Après Challans – BC Gries-Oberhoffen (76-84)

Revue de presse du 12/03/2018 : Article – Loïc SCHAEFFER // Photo : DNA – Franck KOBI

Victorieux sur le parquet de Challans (76-84), Gries-Oberhoffen a profité du nouveau revers de Saint-Vallier pour prendre trois matches d’avance en tête de la N1. Les Verts jouent un basket total, et foncent vers la Pro B.

Les joueurs du BCGOse sont une nouvelle fois fait un malin plaisir de contredire ceux qui pensaient que : « Cette fois, c’est sûr, à Challans, la série va s’arrêter ».

Devant quasiment toute la rencontre, l’indiscutable leader a résisté à la ferveur de 1500 supporters et d’une équipe qui restait sur sept victoires consécutives. L’ouragan du nord Alsace souffle en continu depuis le 11 novembre, date de la dernière défaite de Romain Hillotte et de ses coéquipiers.

Enfin de la « reconnaissance »

« On ne panique jamais, analyse l’ailier, meilleure évaluation côté griesois samedi (23, nldr). On est toujours sereins, et on sait qu’à un moment on va pouvoir faire la différence. »

Une seizième victoire dans l’escarcelle, un deuxième revers de rang de Saint-Vallier, et voilà les Alsaciens en tête de la N1 avec trois succès d’avance (23V-2D).

Un bilan jamais vu depuis au moins une décennie dans la division. Une saison exceptionnelle mais pas – ou plus – surprenante.

« Quand on était à mi-championnat, on pouvait dire qu’on était la surprise, mais plus maintenant… », glisse Romain Hillotte, qui sent bien que les barrières tombent chez les derniers sceptiques et que la « reconnaissance » due à son équipe prend plus d’écho chaque semaine.

Après un passage un peu plus emprunté en janvier, les green boys semblent plus monter en puissance et remportent depuis février leurs duels avec vingt points d’écart en moyenne. Stratosphérique dans un championnat aussi homogène.

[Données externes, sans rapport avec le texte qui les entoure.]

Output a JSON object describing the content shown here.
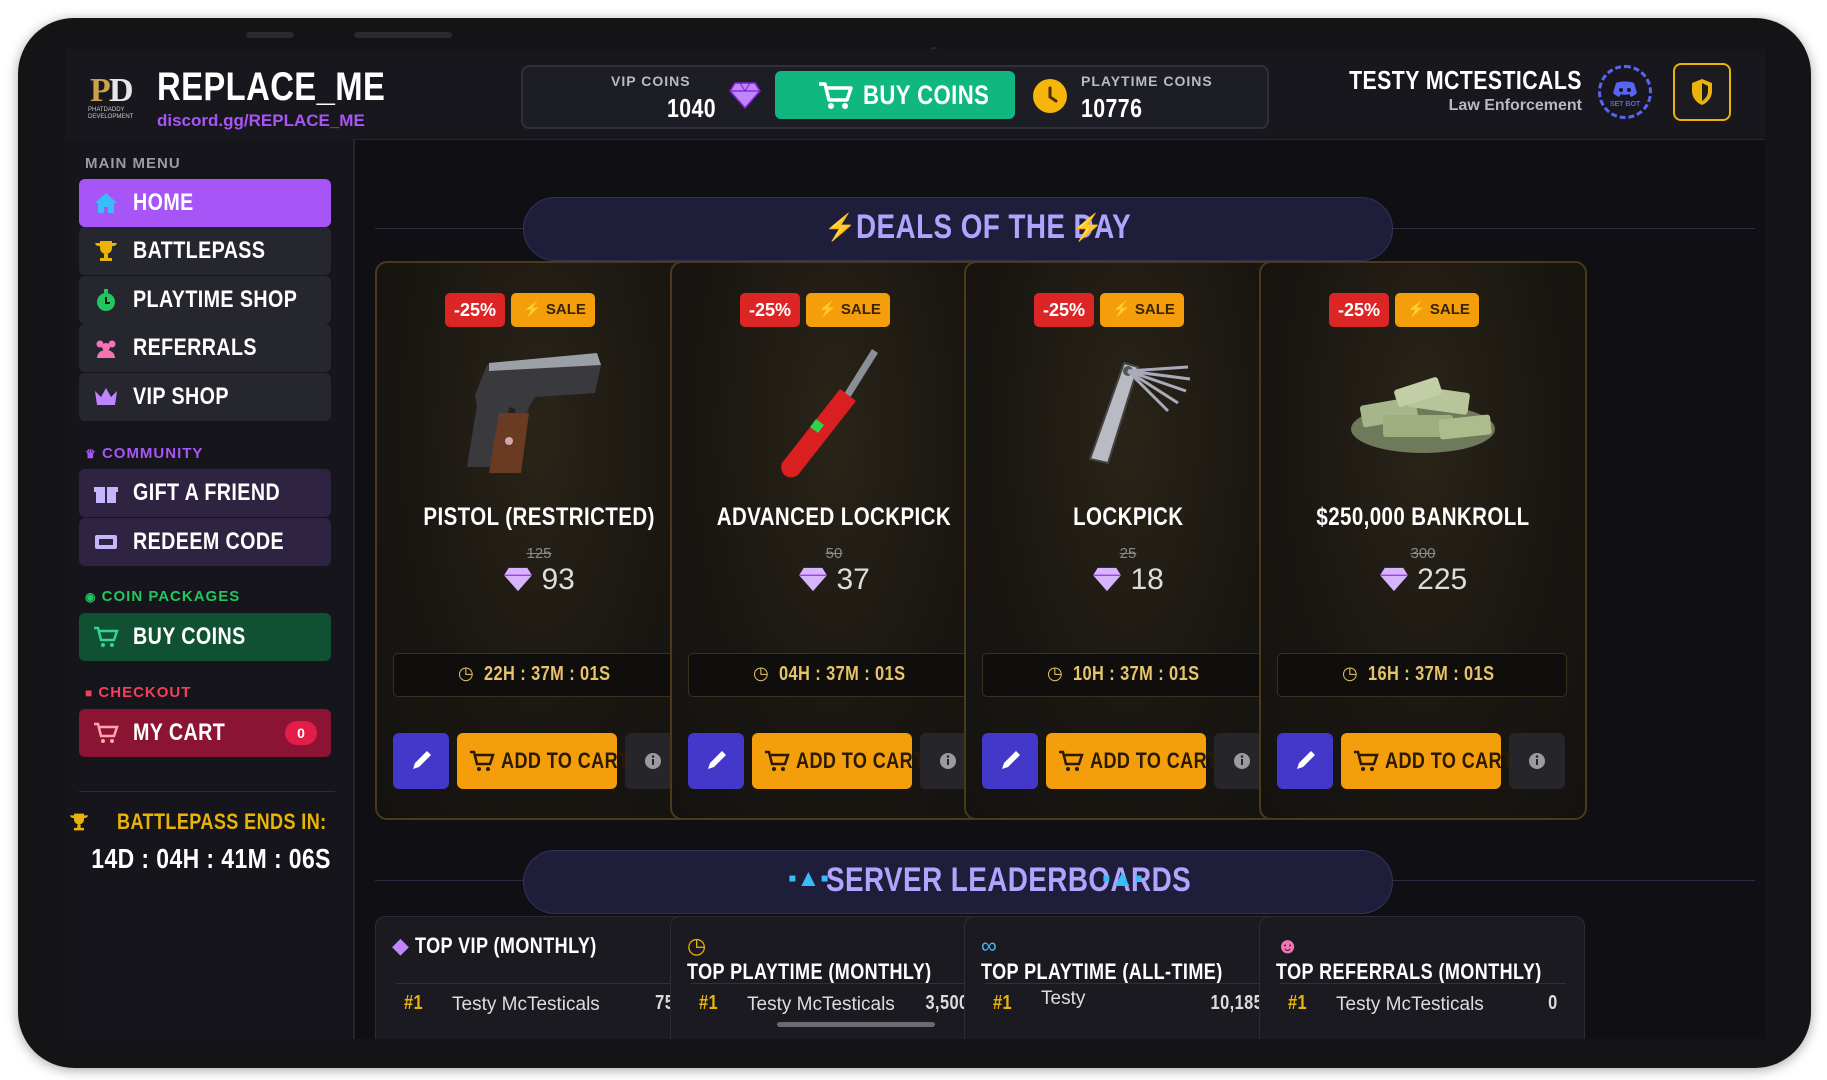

Plus que les statistiques, c’est aussi le jeu développé qui suscite l’enthousiasme. De la relance à outrance, de la première intention : un cocktail qui fait voler en éclats toutes les défenses, un peu à la manière des Golden State Warriors. Les Californiens qui restent sur deux titres NBA en trois ans ont imposé leur style à la planète basket. Les Verts en font autant en N1.

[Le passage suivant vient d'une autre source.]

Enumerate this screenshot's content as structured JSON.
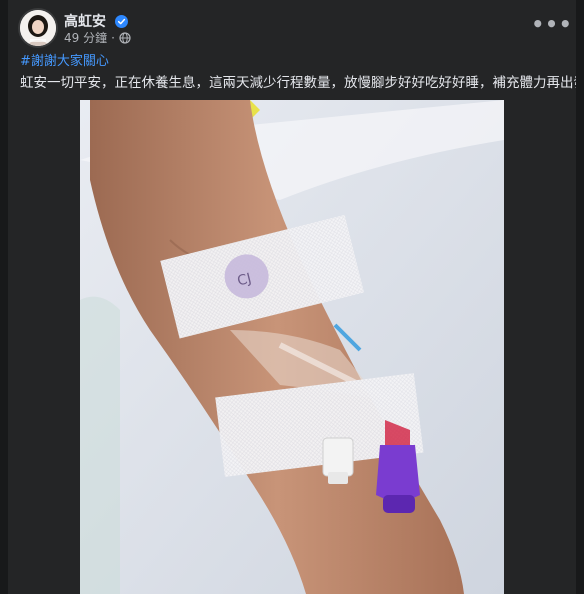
{
  "post": {
    "author": "高虹安",
    "timestamp": "49 分鐘",
    "separator": "·",
    "hashtag": "#謝謝大家關心",
    "text": "虹安一切平安，正在休養生息，這兩天減少行程數量，放慢腳步好好吃好好睡，補充體力再出發。",
    "more_label": "•••",
    "icons": {
      "avatar": "profile-photo",
      "verified": "verified-badge-icon",
      "privacy": "globe-icon",
      "more": "more-options-icon"
    },
    "colors": {
      "page_bg": "#18191a",
      "card_bg": "#242526",
      "text_primary": "#e4e6eb",
      "text_secondary": "#b0b3b8",
      "link": "#4599ff",
      "verified": "#2d88ff"
    },
    "photo": {
      "tape_label": "CJ"
    }
  }
}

Face à Saint-Vallier pour “tuer” le championnat

« S’arrêter à trois points en contre-attaque, ça ne pose aucun problème, au contraire. C’est par nos runs (*) qu’on fait exploser tout le monde. Et on a des joueurs qui sont capables de jouer ainsi », fait remarquer Romain Hillotte.

« On ne va pas faire la langue de bois : si on bat Saint-Vallier chez nous samedi prochain, et qu’on récupère le panier-average, on aura presque “tué” le championnat. »

Et si le travail paye, les paris faits en début de saison aussi, avec notamment le recrutement audacieux de joueurs espagnols inconnus au bataillon, et de Français désireux de se relancer.

« On n’a pas les plus beaux CV, mais c’est un sport collectif. Chez nous le danger vient de partout », conclut Romain Hillotte.

Gare à toi Pro B, les Verts se rapprochent !

(*) un run : séquence de jeu au cours de laquelle une équipe marque un grand nombre de points en peu de temps.